Kenzo Close Things Out With A Combined Men’s And Women’s Show
Our last show of Paris and OMG there’s a bungee situation at Kenzo. Lots of bouncy abseiling boys and girls pon the walls on the Lycée Camille Sée. Properly fab. Collection itself, for both men and women, came from two Japanese figures – supermodel Sayoko Yamaguchi and musician Ryuichi Sakamoto. Carol and Humberto said that the pioneering Ryuichi has long been an inspiration to their work, whilst Sayoko was a muse of Kenzo Takada himself that they’d become obsessed with after seeing images of her in the archive.
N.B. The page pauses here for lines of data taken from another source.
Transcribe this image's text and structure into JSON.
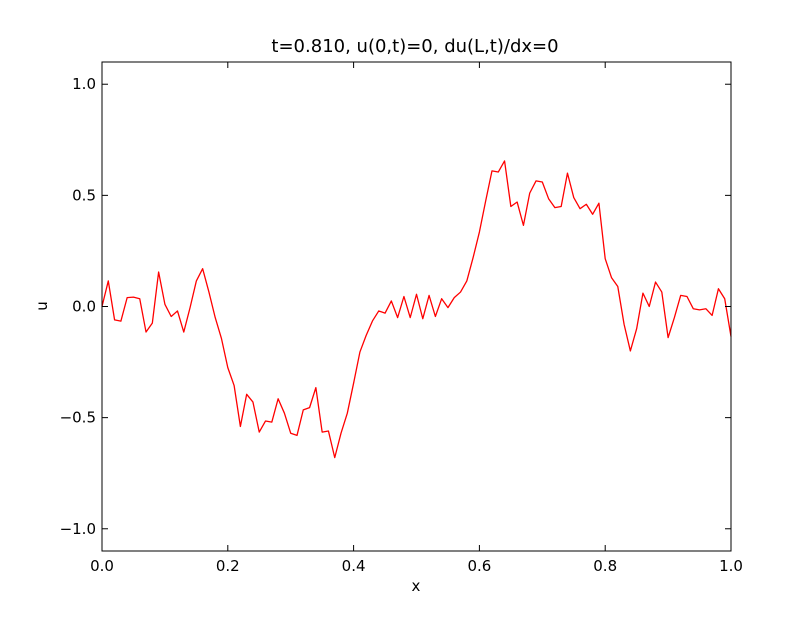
{
  "chart_data": {
    "type": "line",
    "title": "t=0.810, u(0,t)=0, du(L,t)/dx=0",
    "xlabel": "x",
    "ylabel": "u",
    "xlim": [
      0.0,
      1.0
    ],
    "ylim": [
      -1.1,
      1.1
    ],
    "xticks": [
      0.0,
      0.2,
      0.4,
      0.6,
      0.8,
      1.0
    ],
    "xtick_labels": [
      "0.0",
      "0.2",
      "0.4",
      "0.6",
      "0.8",
      "1.0"
    ],
    "yticks": [
      -1.0,
      -0.5,
      0.0,
      0.5,
      1.0
    ],
    "ytick_labels": [
      "−1.0",
      "−0.5",
      "0.0",
      "0.5",
      "1.0"
    ],
    "grid": false,
    "legend": "none",
    "series": [
      {
        "color": "#ff0000",
        "x": [
          0.0,
          0.01,
          0.02,
          0.03,
          0.04,
          0.05,
          0.06,
          0.07,
          0.08,
          0.09,
          0.1,
          0.11,
          0.12,
          0.13,
          0.14,
          0.15,
          0.16,
          0.17,
          0.18,
          0.19,
          0.2,
          0.21,
          0.22,
          0.23,
          0.24,
          0.25,
          0.26,
          0.27,
          0.28,
          0.29,
          0.3,
          0.31,
          0.32,
          0.33,
          0.34,
          0.35,
          0.36,
          0.37,
          0.38,
          0.39,
          0.4,
          0.41,
          0.42,
          0.43,
          0.44,
          0.45,
          0.46,
          0.47,
          0.48,
          0.49,
          0.5,
          0.51,
          0.52,
          0.53,
          0.54,
          0.55,
          0.56,
          0.57,
          0.58,
          0.59,
          0.6,
          0.61,
          0.62,
          0.63,
          0.64,
          0.65,
          0.66,
          0.67,
          0.68,
          0.69,
          0.7,
          0.71,
          0.72,
          0.73,
          0.74,
          0.75,
          0.76,
          0.77,
          0.78,
          0.79,
          0.8,
          0.81,
          0.82,
          0.83,
          0.84,
          0.85,
          0.86,
          0.87,
          0.88,
          0.89,
          0.9,
          0.91,
          0.92,
          0.93,
          0.94,
          0.95,
          0.96,
          0.97,
          0.98,
          0.99,
          1.0
        ],
        "y": [
          0.0,
          0.115,
          -0.06,
          -0.066,
          0.04,
          0.042,
          0.035,
          -0.115,
          -0.075,
          0.155,
          0.01,
          -0.045,
          -0.02,
          -0.115,
          -0.005,
          0.115,
          0.17,
          0.065,
          -0.05,
          -0.145,
          -0.275,
          -0.355,
          -0.54,
          -0.395,
          -0.43,
          -0.565,
          -0.515,
          -0.52,
          -0.415,
          -0.48,
          -0.57,
          -0.58,
          -0.465,
          -0.455,
          -0.365,
          -0.565,
          -0.56,
          -0.68,
          -0.57,
          -0.48,
          -0.345,
          -0.205,
          -0.13,
          -0.065,
          -0.02,
          -0.03,
          0.025,
          -0.05,
          0.045,
          -0.05,
          0.055,
          -0.055,
          0.05,
          -0.045,
          0.035,
          -0.005,
          0.04,
          0.065,
          0.115,
          0.22,
          0.335,
          0.475,
          0.61,
          0.605,
          0.655,
          0.45,
          0.47,
          0.365,
          0.51,
          0.565,
          0.56,
          0.485,
          0.445,
          0.45,
          0.6,
          0.49,
          0.44,
          0.46,
          0.415,
          0.465,
          0.215,
          0.13,
          0.09,
          -0.08,
          -0.2,
          -0.1,
          0.06,
          0.0,
          0.11,
          0.065,
          -0.14,
          -0.05,
          0.05,
          0.045,
          -0.01,
          -0.015,
          -0.01,
          -0.04,
          0.08,
          0.035,
          -0.135
        ]
      }
    ]
  }
}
Those photographs spoke of this incredible way that Sayoko had of clashing patterns and prints, silhouettes and colours.
So that’s what the pair did here – graphic florals sat next to the same print in a clashing colour, stripes met stripes, t-shirts were emblazoned with sporty racing prints. Slashes of sequins, metallic silks, hippyish paisleys. The women’s silhouette riffed on the era that the designers so often refer to – the 1980s – loads of ruffles, asymmetric dresses that fell off the shoulders, dresses that rushed along the body and sleeves. Menswear was a little bit more restrained – clean, strong-shouldered tailoring was worn with high-waisted 50s style trousers, a cut found throughout. It meant everything was tucked-in – fluffy neon jumpers, t-shirts printed with Ryuichi’s face, bold, boxy shirting. Honestly there’s so much more good stuff to say here, but we have actually run out of words. All you need to know it that we liked it. We really really liked it. And with that, over and out Paris. We’re off to lie in a darkened room.